Current adoptive T cell therapies conducted in an autologous setting are costly, time consuming, and depend on the quality of the patient's T cells. To address these issues, we developed a strategy in which cytotoxic T lymphocytes (CTLs) are regenerated from iPSCs that were originally derived from T cells and succeeded in regenerating CTLs specific for the WT1 antigen, which exhibited therapeutic efficacy in a xenograft model of leukemia. In this study, we extended our strategy to solid tumors. The regenerated WT1-specific CTLs had a strong therapeutic effect in orthotopic xenograft model using a renal cell carcinoma (RCC) cell line. To make our method more generally applicable, we developed an allogeneic approach by transducing HLA-haplotype homozygous iPSCs with WT1-specific TCR α/β genes that had been tested clinically. The regenerated CTLs antigen-specifically suppressed tumor growth in a patient-derived xenograft model of RCC, demonstrating the feasibility of our strategy against solid tumors.
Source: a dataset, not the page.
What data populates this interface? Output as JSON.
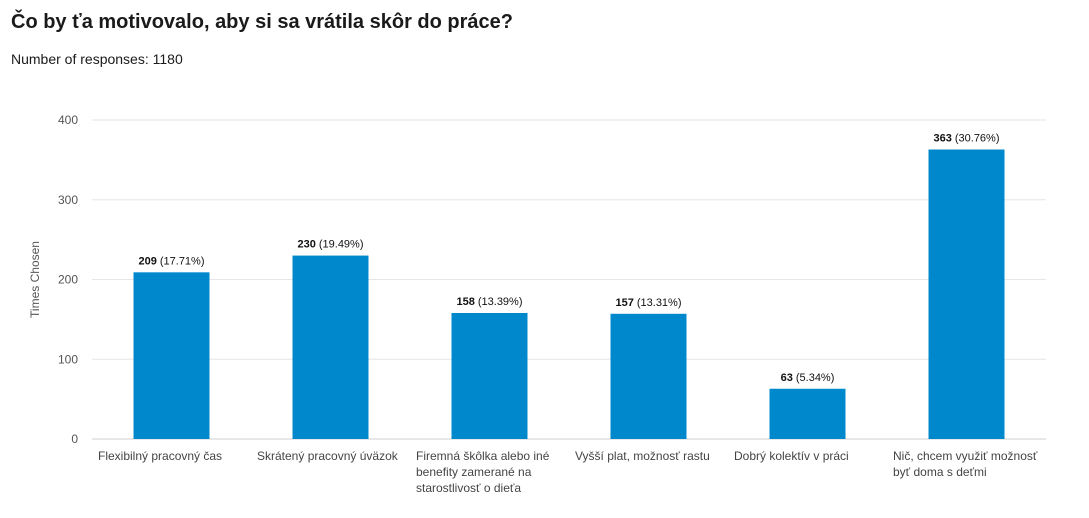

当前在自体环境中进行的过继性T细胞疗法昂贵，耗时，并取决于患者T细胞的质量。为了解决这些问题，我们制定了一种策略，其中从最初源自T细胞的iPSC中再生出细胞毒性T淋巴细胞（CTL），并成功地再生了特异于WT1抗原的CTL，该CTL在白血病异种移植模型中表现出治疗功效。在这项研究中，我们将策略扩展到了实体瘤。再生的WT1特异性CTL在使用肾细胞癌（RCC）细胞系的原位异种移植模型中具有强大的治疗作用。为了使我们的方法更通用，我们通过用WT1特异性TCRα/β转导HLA-单倍型纯合iPSC，开发了一种同种异体方法经过临床测试的基因。在源自患者的RCC异种移植模型中，再生的CTLs抗原特异性抑制了肿瘤的生长，证明了我们针对实体瘤的策略的可行性。